Writing to Self
I vividly remember the first diary I ever read many years ago. Anne Frank and her teenage world of secret hiding. The Diary of a Young Girl. She addressed her diary as “Kitty” like a friend. Her relationship with her diary comforts her all along during her insecure, lonesome and terrified time in hiding. She speaks to “Kitty”, expresses herself, pouring in whatever she had within.
Her last entry in the diary reads—“ I get cross, then sad, and finally end up turning my heart inside out, the bad part on the outside and the good part on the inside, and keep trying to find a way to become what I’d like to be and what I could be if ..... if only there were no other people in the world”.
Just three days later after writing this passage, Nazis arrested Anne and her family, and deported them to unknown concentration camps.
The last entry in “Kitty” unravels Anne’s tussle with her identity and her evolving sense of self, grappling hard to figure out her role within the hiding, and positioning herself in the agony prevailing in and out.
It also hints at the harsh realization of vicious people in her world, whom she eventually wishes to shed off forever. She desires for permanent riddance of her ugly past.
Contrarily, Franz Kafka’s Diaries are full of his personal dejection and alienation towards a social system surrounding him. He wrote about his dreams and dilemmas. Feelings and frailties. Secluded, he engrossed himself in writing the diaries that covered the period 1910-1923, and left a rich literature behind that gained him huge acclaim in the literary world. He died at an early age of forty in 1924, after which his diaries were published.
One of the entries in Kafka’s Diaries smacks of his blatantly edgy state of mind—“Incapable of living with people, of speaking. Complete immersion in myself, thinking of myself. Apathetic, witless, fearful. I have nothing to say to anyone—never”. Interestingly, his diaries spoke profusely to the whole world while addressing the concerns that remain at the heart of any ordinary living.
There are many famous writers and individuals whose diaries (also called ‘journals’ in English parlance) have provided insights into the minds of thinking and troubled minds. And formed the finest literature.
Mark Twain is said to have maintained over 40-50 pocket notebooks (diaries) over four decades of his life. Whenever Twain set on a voyage, he would start writing a new diary, noting his thoughts on varied subjects of observation he used to come across.
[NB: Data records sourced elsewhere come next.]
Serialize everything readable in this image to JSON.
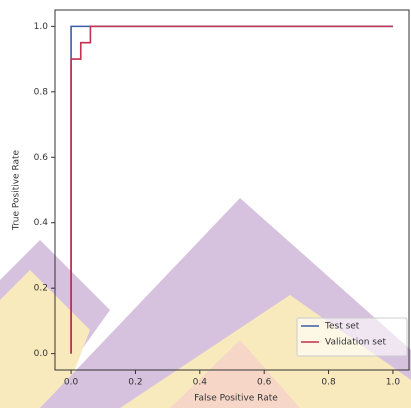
{
  "chart_data": {
    "type": "line",
    "xlabel": "False Positive Rate",
    "ylabel": "True Positive Rate",
    "xlim": [
      -0.05,
      1.05
    ],
    "ylim": [
      -0.05,
      1.05
    ],
    "xticks": [
      {
        "value": 0,
        "label": "0.0"
      },
      {
        "value": 0.2,
        "label": "0.2"
      },
      {
        "value": 0.4,
        "label": "0.4"
      },
      {
        "value": 0.6,
        "label": "0.6"
      },
      {
        "value": 0.8,
        "label": "0.8"
      },
      {
        "value": 1,
        "label": "1.0"
      }
    ],
    "yticks": [
      {
        "value": 0,
        "label": "0.0"
      },
      {
        "value": 0.2,
        "label": "0.2"
      },
      {
        "value": 0.4,
        "label": "0.4"
      },
      {
        "value": 0.6,
        "label": "0.6"
      },
      {
        "value": 0.8,
        "label": "0.8"
      },
      {
        "value": 1,
        "label": "1.0"
      }
    ],
    "legend": "lower right",
    "series": [
      {
        "name": "Test set",
        "color": "#3a5fa6",
        "x": [
          0,
          0,
          1
        ],
        "values": [
          0,
          1,
          1
        ]
      },
      {
        "name": "Validation set",
        "color": "#c2314d",
        "x": [
          0,
          0,
          0.03,
          0.03,
          0.06,
          0.06,
          1
        ],
        "values": [
          0,
          0.9,
          0.9,
          0.95,
          0.95,
          1,
          1
        ]
      }
    ]
  }
}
Ernest Hemingway is known as the most devoted diarist. He wrote- “I belong to this notebook and this pencil”. He used to frequent the cafes of Paris and jot down his story ideas there.
An essayist genius like Emerson has been an incredibly prolific keeper of diaries. He kept 263 notebooks on a plethora of subjects and for a range of purposes. Four of it were specifically for recording the titles of books he used to read, and about 30 pocket-size diaries had been maintained by him for writing down daily happenings, from weather moods to small interactions.
Briefly, there are inspiring examples of diarists who were continuously in a process of self-analysis while being a participant in an external world of mundane happenings. Intriguingly, there have been instances of prison diaries where the outer world being totally shut, minds but could not be incarcerated in captivity. The awakening to the self and its goings-on, could not stop.
There is a need to sensitize the young generation towards journal writing. It can emerge as a sort of documentation to come out as a substantial record of happenings, voices and perspectives around them.
Reaching out to people, talking to them, accumulating experiences and observations—all this requires lasting motivation and a sense of purpose. It is something very different from effortless social media screaming, shitting and scathing. For it needs profound thought and sensibility.
Of course, all that which people observe, think and write down is not always worth public disclosure! Certain things are fit for personal consumption or drawing room discussions/analyses or cyber-stimulated petite discourses, and they in no way are worth to be branded as ‘works of creativity’.
Creative combat is the challenge for the times to come. Confronting people on an intellectual plane can happen only when we learn and groom the culture of honest observation, and its importance of recording and presenting. Alas! where midget mentions matter and make people insecure and jittery, the claims of ‘creative crusade’ or ‘intellectual exotica’ fall like a slick and swindling story.